Whatever your VAT scenario – Standard, Flat Rate, EU Digital Services, VAT MOSS and more – AccountsPortal ensures you can easily handle VAT accounting, creating VAT reports in seconds. Reports are formatted so that filling in a VAT return is a simple task and they are automatically customised depending on your location, with automatic submission to HMRC for UK customers via Making Tax Digital.
Simple dashboards enable users to quickly see VAT inputs and outputs so it's clear what you owe HMRC or what you can reclaim. Users will also have access to VAT accounting and main accounts in the same place for added clarity.

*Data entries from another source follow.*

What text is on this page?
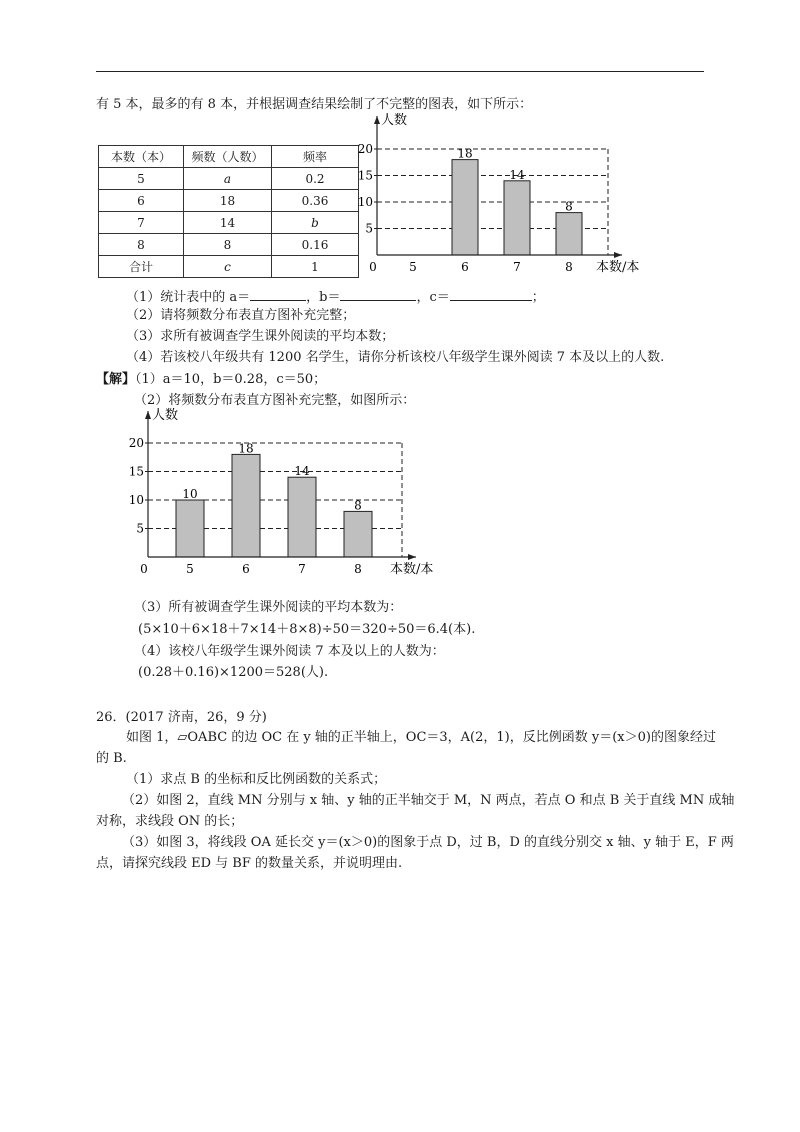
有 5 本，最多的有 8 本，并根据调查结果绘制了不完整的图表，如下所示：
本数（本）	频数（人数）	频率
5	a	0.2
6	18	0.36
7	14	b
8	8	0.16
合计	c	1
5
10
15
20
5
18
6
14
7
8
8
0
人数
本数/本
（1）统计表中的 a＝	，b＝	，c＝	；
（2）请将频数分布表直方图补充完整；
（3）求所有被调查学生课外阅读的平均本数；
（4）若该校八年级共有 1200 名学生，请你分析该校八年级学生课外阅读 7 本及以上的人数.
【解】（1）a＝10，b＝0.28，c＝50；
（2）将频数分布表直方图补充完整，如图所示：
5
10
15
20
10
5
18
6
14
7
8
8
0
人数
本数/本
（3）所有被调查学生课外阅读的平均本数为：
(5×10＋6×18＋7×14＋8×8)÷50＝320÷50＝6.4(本).
（4）该校八年级学生课外阅读 7 本及以上的人数为：
(0.28＋0.16)×1200＝528(人).
26．(2017 济南，26，9 分)
如图 1，▱OABC 的边 OC 在 y 轴的正半轴上，OC＝3，A(2，1)，反比例函数 y＝(x＞0)的图象经过
的 B.
（1）求点 B 的坐标和反比例函数的关系式；
（2）如图 2，直线 MN 分别与 x 轴、y 轴的正半轴交于 M，N 两点，若点 O 和点 B 关于直线 MN 成轴
对称，求线段 ON 的长；
（3）如图 3，将线段 OA 延长交 y＝(x＞0)的图象于点 D，过 B，D 的直线分别交 x 轴、y 轴于 E，F 两
点，请探究线段 ED 与 BF 的数量关系，并说明理由.
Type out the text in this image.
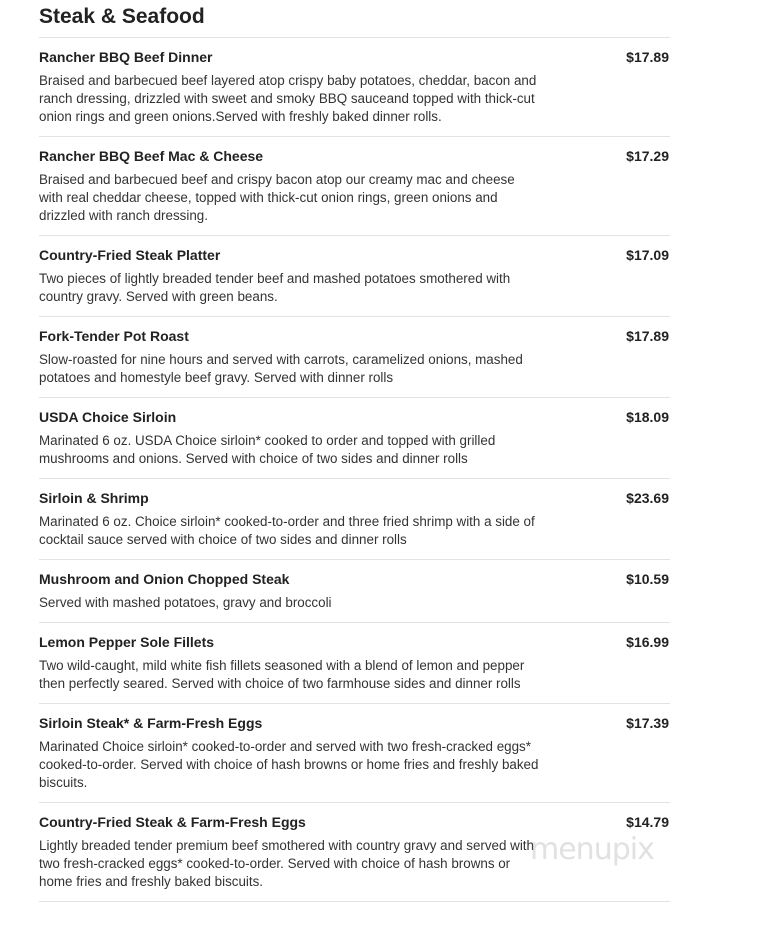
Steak & Seafood
Rancher BBQ Beef Dinner	$17.89
Braised and barbecued beef layered atop crispy baby potatoes, cheddar, bacon and ranch dressing, drizzled with sweet and smoky BBQ sauceand topped with thick-cut onion rings and green onions.Served with freshly baked dinner rolls.
Rancher BBQ Beef Mac & Cheese	$17.29
Braised and barbecued beef and crispy bacon atop our creamy mac and cheese with real cheddar cheese, topped with thick-cut onion rings, green onions and drizzled with ranch dressing.
Country-Fried Steak Platter	$17.09
Two pieces of lightly breaded tender beef and mashed potatoes smothered with country gravy. Served with green beans.
Fork-Tender Pot Roast	$17.89
Slow-roasted for nine hours and served with carrots, caramelized onions, mashed potatoes and homestyle beef gravy. Served with dinner rolls
USDA Choice Sirloin	$18.09
Marinated 6 oz. USDA Choice sirloin* cooked to order and topped with grilled mushrooms and onions. Served with choice of two sides and dinner rolls
Sirloin & Shrimp	$23.69
Marinated 6 oz. Choice sirloin* cooked-to-order and three fried shrimp with a side of cocktail sauce served with choice of two sides and dinner rolls
Mushroom and Onion Chopped Steak	$10.59
Served with mashed potatoes, gravy and broccoli
Lemon Pepper Sole Fillets	$16.99
Two wild-caught, mild white fish fillets seasoned with a blend of lemon and pepper then perfectly seared. Served with choice of two farmhouse sides and dinner rolls
Sirloin Steak* & Farm-Fresh Eggs	$17.39
Marinated Choice sirloin* cooked-to-order and served with two fresh-cracked eggs* cooked-to-order. Served with choice of hash browns or home fries and freshly baked biscuits.
Country-Fried Steak & Farm-Fresh Eggs	$14.79
Lightly breaded tender premium beef smothered with country gravy and served with two fresh-cracked eggs* cooked-to-order. Served with choice of hash browns or home fries and freshly baked biscuits.
menupix
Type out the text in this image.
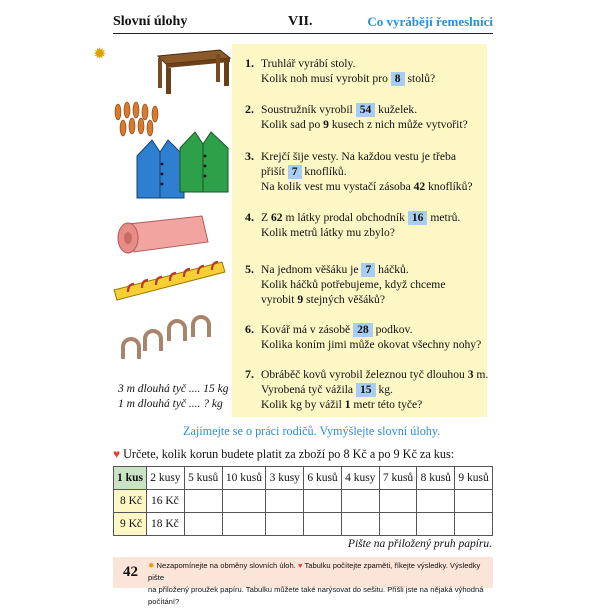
Slovní úlohy	VII.	Co vyrábějí řemeslníci
✹	1. Truhlář vyrábí stoly.
Kolik noh musí vyrobit pro 8 stolů?
2. Soustružník vyrobil 54 kuželek.
Kolik sad po 9 kusech z nich může vytvořit?
3. Krejčí šije vesty. Na každou vestu je třeba
přišít 7 knoflíků.
Na kolik vest mu vystačí zásoba 42 knoflíků?
4. Z 62 m látky prodal obchodník 16 metrů.
Kolik metrů látky mu zbylo?
5. Na jednom věšáku je 7 háčků.
Kolik háčků potřebujeme, když chceme
vyrobit 9 stejných věšáků?
6. Kovář má v zásobě 28 podkov.
Kolika koním jimi může okovat všechny nohy?
7. Obráběč kovů vyrobil železnou tyč dlouhou 3 m.
Vyrobená tyč vážila 15 kg.
Kolik kg by vážil 1 metr této tyče?
3 m dlouhá tyč .... 15 kg
1 m dlouhá tyč .... ? kg
Zajímejte se o práci rodičů. Vymýšlejte slovní úlohy.
♥ Určete, kolik korun budete platit za zboží po 8 Kč a po 9 Kč za kus:
1 kus	2 kusy	5 kusů	10 kusů	3 kusy	6 kusů	4 kusy	7 kusů	8 kusů	9 kusů
8 Kč	16 Kč								
9 Kč	18 Kč								
Pište na přiložený pruh papíru.
42 ✹ Nezapomínejte na obměny slovních úloh. ♥ Tabulku počítejte zpaměti, říkejte výsledky. Výsledky pište
na přiložený proužek papíru. Tabulku můžete také narýsovat do sešitu. Přišli jste na nějaká výhodná počítání?
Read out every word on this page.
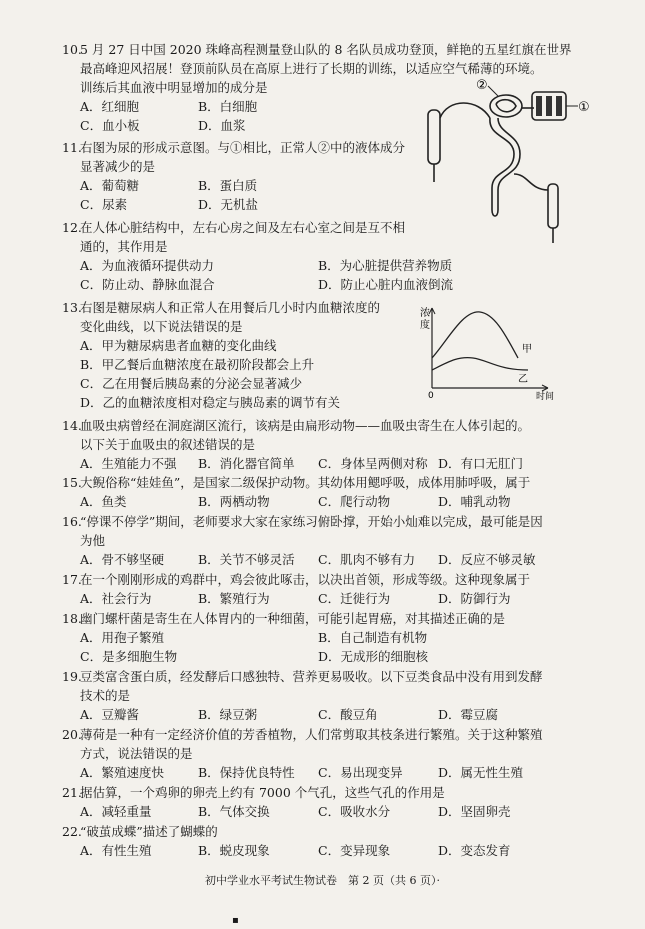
10.5 月 27 日中国 2020 珠峰高程测量登山队的 8 名队员成功登顶，鲜艳的五星红旗在世界
最高峰迎风招展！登顶前队员在高原上进行了长期的训练，以适应空气稀薄的环境。
训练后其血液中明显增加的成分是
A．红细胞	B．白细胞
C．血小板	D．血浆
11.右图为尿的形成示意图。与①相比，正常人②中的液体成分
显著减少的是
A．葡萄糖	B．蛋白质
C．尿素	D．无机盐
12.在人体心脏结构中，左右心房之间及左右心室之间是互不相
通的，其作用是
A．为血液循环提供动力	B．为心脏提供营养物质
C．防止动、静脉血混合	D．防止心脏内血液倒流
13.右图是糖尿病人和正常人在用餐后几小时内血糖浓度的
变化曲线，以下说法错误的是
A．甲为糖尿病患者血糖的变化曲线
B．甲乙餐后血糖浓度在最初阶段都会上升
C．乙在用餐后胰岛素的分泌会显著减少
D．乙的血糖浓度相对稳定与胰岛素的调节有关
14.血吸虫病曾经在洞庭湖区流行，该病是由扁形动物——血吸虫寄生在人体引起的。
以下关于血吸虫的叙述错误的是
A．生殖能力不强 B．消化器官简单 C．身体呈两侧对称 D．有口无肛门
15.大鲵俗称“娃娃鱼”，是国家二级保护动物。其幼体用鳃呼吸，成体用肺呼吸，属于
A．鱼类	B．两栖动物	C．爬行动物	D．哺乳动物
16.“停课不停学”期间，老师要求大家在家练习俯卧撑，开始小灿难以完成，最可能是因
为他
A．骨不够坚硬	B．关节不够灵活 C．肌肉不够有力 D．反应不够灵敏
17.在一个刚刚形成的鸡群中，鸡会彼此啄击，以决出首领，形成等级。这种现象属于
A．社会行为	B．繁殖行为	C．迁徙行为	D．防御行为
18.幽门螺杆菌是寄生在人体胃内的一种细菌，可能引起胃癌，对其描述正确的是
A．用孢子繁殖	B．自己制造有机物
C．是多细胞生物	D．无成形的细胞核
19.豆类富含蛋白质，经发酵后口感独特、营养更易吸收。以下豆类食品中没有用到发酵
技术的是
A．豆瓣酱	B．绿豆粥	C．酸豆角	D．霉豆腐
20.薄荷是一种有一定经济价值的芳香植物，人们常剪取其枝条进行繁殖。关于这种繁殖
方式，说法错误的是
A．繁殖速度快	B．保持优良特性 C．易出现变异	D．属无性生殖
21.据估算，一个鸡卵的卵壳上约有 7000 个气孔，这些气孔的作用是
A．减轻重量	B．气体交换	C．吸收水分	D．坚固卵壳
22.“破茧成蝶”描述了蝴蝶的
A．有性生殖	B．蜕皮现象	C．变异现象	D．变态发育
②
①
浓
度
甲
乙
0	时间
初中学业水平考试生物试卷　第 2 页（共 6 页）·
▪
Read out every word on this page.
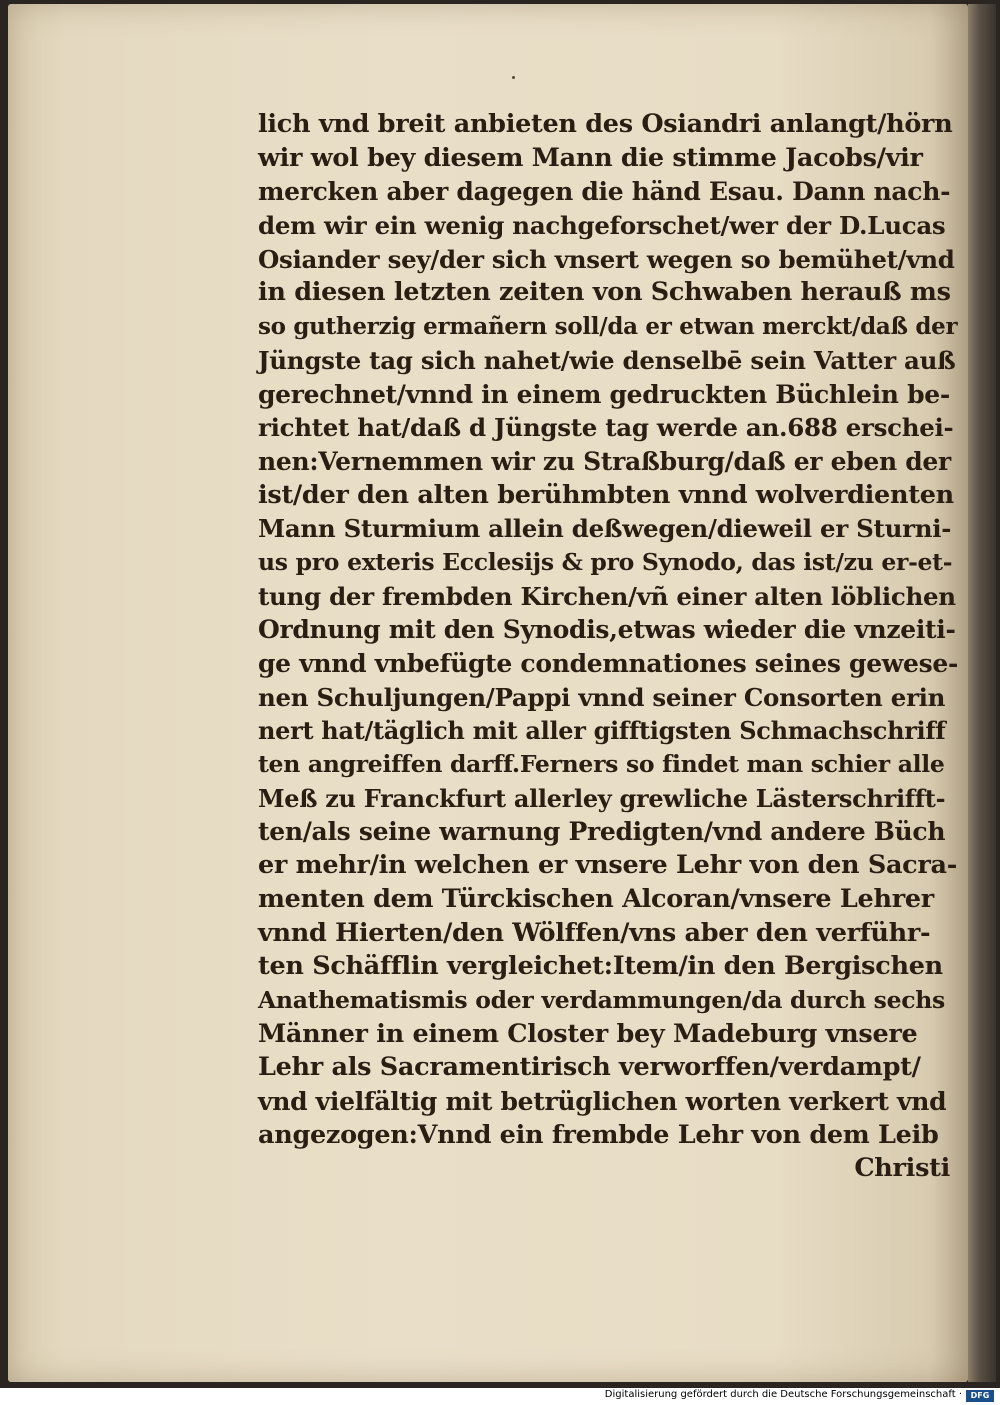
lich vnd breit anbieten des Osiandri anlangt/hörn
wir wol bey diesem Mann die stimme Jacobs/vir
mercken aber dagegen die händ Esau. Dann nach-
dem wir ein wenig nachgeforschet/wer der D.Lucas
Osiander sey/der sich vnsert wegen so bemühet/vnd
in diesen letzten zeiten von Schwaben herauß ms
so gutherzig ermañern soll/da er etwan merckt/daß der
Jüngste tag sich nahet/wie denselbē sein Vatter auß
gerechnet/vnnd in einem gedruckten Büchlein be-
richtet hat/daß d Jüngste tag werde an.688 erschei-
nen:Vernemmen wir zu Straßburg/daß er eben der
ist/der den alten berühmbten vnnd wolverdienten
Mann Sturmium allein deßwegen/dieweil er Sturni-
us pro exteris Ecclesijs & pro Synodo, das ist/zu er-et-
tung der frembden Kirchen/vñ einer alten löblichen
Ordnung mit den Synodis,etwas wieder die vnzeiti-
ge vnnd vnbefügte condemnationes seines gewese-
nen Schuljungen/Pappi vnnd seiner Consorten erin
nert hat/täglich mit aller gifftigsten Schmachschriff
ten angreiffen darff.Ferners so findet man schier alle
Meß zu Franckfurt allerley grewliche Lästerschrifft-
ten/als seine warnung Predigten/vnd andere Büch
er mehr/in welchen er vnsere Lehr von den Sacra-
menten dem Türckischen Alcoran/vnsere Lehrer
vnnd Hierten/den Wölffen/vns aber den verführ-
ten Schäfflin vergleichet:Item/in den Bergischen
Anathematismis oder verdammungen/da durch sechs
Männer in einem Closter bey Madeburg vnsere
Lehr als Sacramentirisch verworffen/verdampt/
vnd vielfältig mit betrüglichen worten verkert vnd
angezogen:Vnnd ein frembde Lehr von dem Leib
Christi
Digitalisierung gefördert durch die Deutsche Forschungsgemeinschaft ·	DFG
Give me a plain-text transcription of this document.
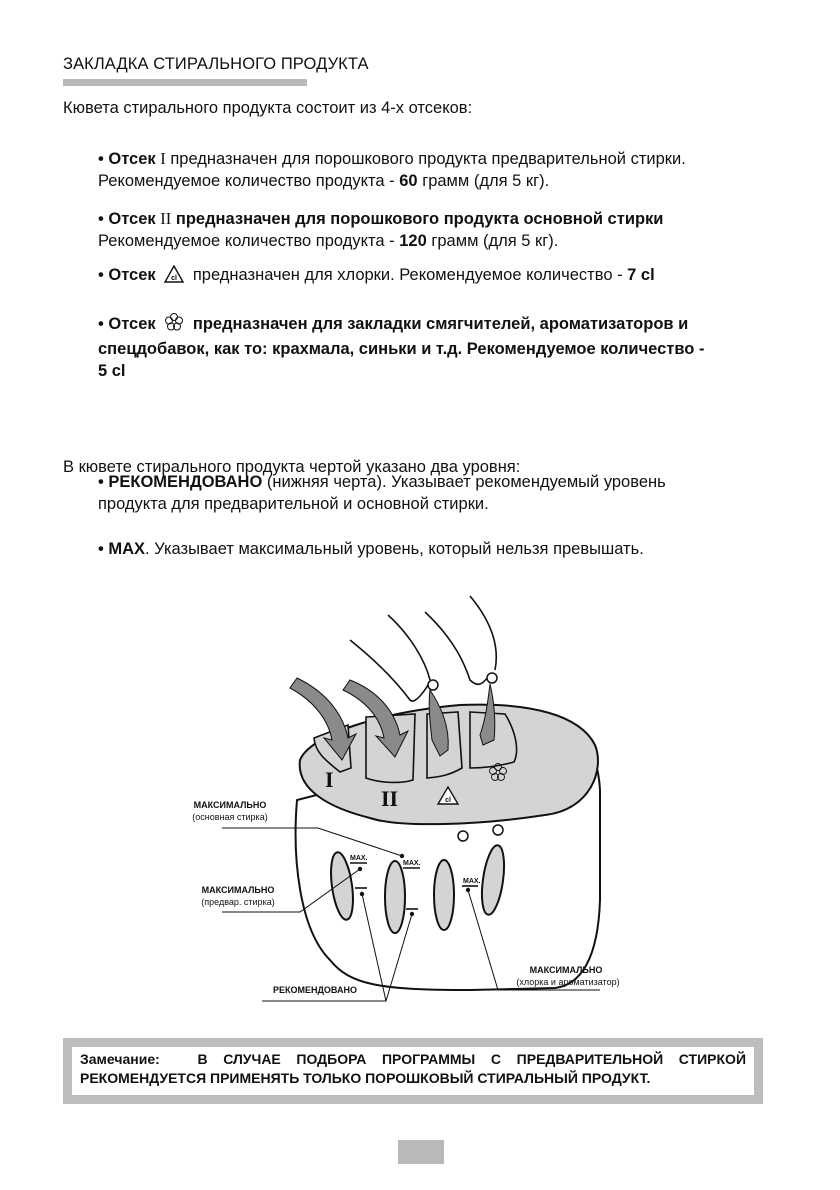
ЗАКЛАДКА СТИРАЛЬНОГО ПРОДУКТА
Кювета стирального продукта состоит из 4-х отсеков:
• Отсек I предназначен для порошкового продукта предварительной стирки.
Рекомендуемое количество продукта - 60 грамм (для 5 кг).
• Отсек II предназначен для порошкового продукта основной стирки
Рекомендуемое количество продукта - 120 грамм (для 5 кг).
• Отсек cl предназначен для хлорки. Рекомендуемое количество - 7 cl
• Отсек предназначен для закладки смягчителей, ароматизаторов и
спецдобавок, как то: крахмала, синьки и т.д. Рекомендуемое количество -
5 cl
В кювете стирального продукта чертой указано два уровня:
• РЕКОМЕНДОВАНО (нижняя черта). Указывает рекомендуемый уровень
продукта для предварительной и основной стирки.
• MAX. Указывает максимальный уровень, который нельзя превышать.
I
II	cl
MAX.
MAX.
MAX.
МАКСИМАЛЬНО
(основная стирка)
МАКСИМАЛЬНО
(предвар. стирка)
РЕКОМЕНДОВАНО
МАКСИМАЛЬНО
(хлорка и ароматизатор)
Замечание:	В СЛУЧАЕ ПОДБОРА ПРОГРАММЫ С ПРЕДВАРИТЕЛЬНОЙ СТИРКОЙ РЕКОМЕНДУЕТСЯ ПРИМЕНЯТЬ ТОЛЬКО ПОРОШКОВЫЙ СТИРАЛЬНЫЙ ПРОДУКТ.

Setting your tax status, generating and viewing VAT reports, submitting returns, and more can be done with a matter of clicks with AccountsPortal. An organisation's tax status or VAT rates can be amended via Settings > Tax Settings > Tax Status. You can also change your accounting basis to accrual or cash and amend your reporting frequency, choosing monthly, two monthly, quarterly or annually. Choose the date the changes apply, and your tax status will be updated accordingly.
By clicking on Tax Rates in this section, it is possible to add or amend tax rates and add domestic reverse charge tax rates. AccountsPortal automatically provides the VAT rates that are necessary in most countries. If the rates don't meet your requirements, you can edit the existing rates and create new ones.
To generate and view VAT reports, click the Reports tab and scroll down to Tax Reports. Here you can create and save VAT reports for submission and report VAT on Digital Services into the EU.
You can start a new VAT report or view or delete an existing one by clicking on the VAT Report heading. Clicking the 'File with HMRC' button will submit a return via Making Tax Digital directly to HMRC. Confirmation messages will appear below the VAT report, indicating the current status of the submission.
VAT can be a complex and costly area of tax if not managed correctly. Maintaining and monitoring accurate accounts is essential to ensure you're aware of when you need to register for VAT, that you're on the best scheme for your business, and to take the stress out of submitting returns to HMRC.
Keeping up to date with any changes in regulations is equally essential, particularly when it comes to registration thresholds. Not registering for VAT can mean a hefty fine, while being on a scheme that doesn't suit your business can impact cash flow and profitability. Seeking professional advice to ensure you're meeting your legal requirements and operating as efficiently as possible is a wise option. It should undoubtedly be pursued if you're not clear on any area of tax and accounting.